What’s next: We have tons of data, and now we just have to analyze them! For now, we have enough visual “data” to let you decide whether you want to add compost to your backyard soil or not.
Your average tomato plants in various conditions at the end of the experiment
It’s inevitable to have some casualties that either died of natural cause or in the hands of Kay’s un-nimble fingers (wait…What? Hands of fingers???) while taking measurements. Sorry, plants. I guess they were too eager to be tossed into the compost pile.
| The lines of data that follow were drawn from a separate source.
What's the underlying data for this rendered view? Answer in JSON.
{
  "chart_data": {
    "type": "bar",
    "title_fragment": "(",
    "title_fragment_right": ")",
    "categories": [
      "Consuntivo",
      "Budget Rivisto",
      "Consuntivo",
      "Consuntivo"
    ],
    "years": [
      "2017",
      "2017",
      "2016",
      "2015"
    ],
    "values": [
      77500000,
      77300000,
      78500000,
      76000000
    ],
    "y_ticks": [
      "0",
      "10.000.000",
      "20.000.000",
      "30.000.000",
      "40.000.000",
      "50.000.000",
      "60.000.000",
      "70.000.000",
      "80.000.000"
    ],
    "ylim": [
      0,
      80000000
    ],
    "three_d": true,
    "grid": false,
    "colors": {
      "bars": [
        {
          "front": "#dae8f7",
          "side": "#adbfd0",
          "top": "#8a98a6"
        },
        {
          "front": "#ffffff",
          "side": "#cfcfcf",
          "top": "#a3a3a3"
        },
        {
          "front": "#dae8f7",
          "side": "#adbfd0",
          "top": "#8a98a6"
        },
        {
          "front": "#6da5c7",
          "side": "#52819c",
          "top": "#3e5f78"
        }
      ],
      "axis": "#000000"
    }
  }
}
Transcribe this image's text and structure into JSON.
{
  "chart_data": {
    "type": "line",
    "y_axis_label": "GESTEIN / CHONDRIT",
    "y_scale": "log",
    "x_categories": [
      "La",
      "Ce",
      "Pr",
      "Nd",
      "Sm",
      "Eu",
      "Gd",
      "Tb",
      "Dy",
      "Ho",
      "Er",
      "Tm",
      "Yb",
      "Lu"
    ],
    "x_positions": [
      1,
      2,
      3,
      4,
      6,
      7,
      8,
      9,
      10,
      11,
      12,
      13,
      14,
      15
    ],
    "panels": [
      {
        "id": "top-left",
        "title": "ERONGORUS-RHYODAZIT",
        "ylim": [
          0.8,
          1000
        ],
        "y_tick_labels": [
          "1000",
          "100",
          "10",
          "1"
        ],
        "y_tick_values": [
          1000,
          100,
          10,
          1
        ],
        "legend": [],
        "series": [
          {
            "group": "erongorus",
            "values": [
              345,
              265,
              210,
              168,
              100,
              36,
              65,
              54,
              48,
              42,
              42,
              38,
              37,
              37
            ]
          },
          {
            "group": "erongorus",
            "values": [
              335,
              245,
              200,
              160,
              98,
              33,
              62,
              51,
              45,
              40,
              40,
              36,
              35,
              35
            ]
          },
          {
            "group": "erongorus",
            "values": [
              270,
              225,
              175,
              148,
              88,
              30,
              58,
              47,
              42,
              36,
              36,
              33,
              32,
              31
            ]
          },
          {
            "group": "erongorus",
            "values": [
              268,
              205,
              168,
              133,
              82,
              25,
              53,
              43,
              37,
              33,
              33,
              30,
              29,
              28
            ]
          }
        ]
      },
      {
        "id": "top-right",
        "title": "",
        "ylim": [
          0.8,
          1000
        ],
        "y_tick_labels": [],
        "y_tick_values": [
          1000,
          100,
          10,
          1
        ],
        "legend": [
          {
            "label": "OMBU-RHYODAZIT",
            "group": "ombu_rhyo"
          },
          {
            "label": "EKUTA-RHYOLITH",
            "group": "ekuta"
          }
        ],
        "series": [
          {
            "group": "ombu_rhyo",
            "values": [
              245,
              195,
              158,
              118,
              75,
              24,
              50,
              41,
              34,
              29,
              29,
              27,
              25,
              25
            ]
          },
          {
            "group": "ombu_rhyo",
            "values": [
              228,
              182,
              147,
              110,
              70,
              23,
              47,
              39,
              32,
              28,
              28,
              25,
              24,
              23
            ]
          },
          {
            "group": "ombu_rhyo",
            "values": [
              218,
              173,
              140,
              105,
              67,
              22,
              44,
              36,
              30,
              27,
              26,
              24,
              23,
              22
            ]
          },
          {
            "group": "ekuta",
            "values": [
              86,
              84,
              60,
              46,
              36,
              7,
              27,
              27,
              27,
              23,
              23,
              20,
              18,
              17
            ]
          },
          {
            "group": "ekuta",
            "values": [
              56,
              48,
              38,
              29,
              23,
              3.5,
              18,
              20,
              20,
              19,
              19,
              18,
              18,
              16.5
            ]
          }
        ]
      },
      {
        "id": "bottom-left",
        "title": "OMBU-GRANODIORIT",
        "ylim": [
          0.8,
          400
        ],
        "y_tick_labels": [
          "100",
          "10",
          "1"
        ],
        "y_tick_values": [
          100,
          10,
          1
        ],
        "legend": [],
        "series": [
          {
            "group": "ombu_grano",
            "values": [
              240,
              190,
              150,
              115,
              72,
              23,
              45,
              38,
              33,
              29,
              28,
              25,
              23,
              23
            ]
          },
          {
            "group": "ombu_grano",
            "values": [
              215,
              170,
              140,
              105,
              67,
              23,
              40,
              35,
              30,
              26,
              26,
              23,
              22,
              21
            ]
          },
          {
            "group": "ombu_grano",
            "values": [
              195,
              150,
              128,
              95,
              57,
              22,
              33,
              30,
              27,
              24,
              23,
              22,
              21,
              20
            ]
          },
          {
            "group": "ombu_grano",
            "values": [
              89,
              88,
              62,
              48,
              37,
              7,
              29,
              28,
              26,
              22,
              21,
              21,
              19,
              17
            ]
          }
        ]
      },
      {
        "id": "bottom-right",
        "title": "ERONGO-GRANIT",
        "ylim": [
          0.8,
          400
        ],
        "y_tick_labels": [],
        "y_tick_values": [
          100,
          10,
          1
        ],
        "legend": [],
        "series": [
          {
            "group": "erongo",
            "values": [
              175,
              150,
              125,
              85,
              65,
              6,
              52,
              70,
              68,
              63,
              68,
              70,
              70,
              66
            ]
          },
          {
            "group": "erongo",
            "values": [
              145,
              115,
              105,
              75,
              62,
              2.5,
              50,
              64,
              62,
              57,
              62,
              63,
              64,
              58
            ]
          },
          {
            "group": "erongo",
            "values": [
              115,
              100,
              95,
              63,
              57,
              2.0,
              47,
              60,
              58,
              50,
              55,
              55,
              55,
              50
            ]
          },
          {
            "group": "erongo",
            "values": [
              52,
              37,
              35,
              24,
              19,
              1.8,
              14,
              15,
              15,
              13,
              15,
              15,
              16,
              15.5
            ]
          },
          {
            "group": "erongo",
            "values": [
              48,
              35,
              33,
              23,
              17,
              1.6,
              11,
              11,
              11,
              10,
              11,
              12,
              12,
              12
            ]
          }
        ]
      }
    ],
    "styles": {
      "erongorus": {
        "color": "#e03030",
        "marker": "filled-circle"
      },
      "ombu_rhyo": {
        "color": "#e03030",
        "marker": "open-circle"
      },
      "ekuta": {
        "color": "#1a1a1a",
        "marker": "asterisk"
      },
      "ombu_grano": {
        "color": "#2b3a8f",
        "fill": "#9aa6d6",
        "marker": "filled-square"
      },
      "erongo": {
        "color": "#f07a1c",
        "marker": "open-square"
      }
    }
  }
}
0% compost condition at the end of the experiment
Acknowledgements: On behalf of the compost crew I wish to express lots and lots of heartfelt thanks to Professor Jennifer Ruesink and our awesome Greenhouse Manager Doug Ewing, both of whom figured hugely in the conceptualization of this project and supported us in countless ways as we attempt for the first time our very own controlled experiment. I also wish to thank the entire greenhouse staff for their unwavering support in taking care of the plants throughout the course of this experiment. Without their help, this blog post would have been a reflection on a failed experiment. I also wish to thank my wonderful compost crew for helping me at various stages of this experiment, from starting the tomatoes, transplanting the tomato seedlings into the various manipulation conditions, watering the plants, taking weekly height measurements, shooting pictures of the plants, to preparing dry specimens. They are Lola Chevreau, Chi-Yun Lee, Chen Yu-Chiu, Fency, and Angeline Blattenbauer.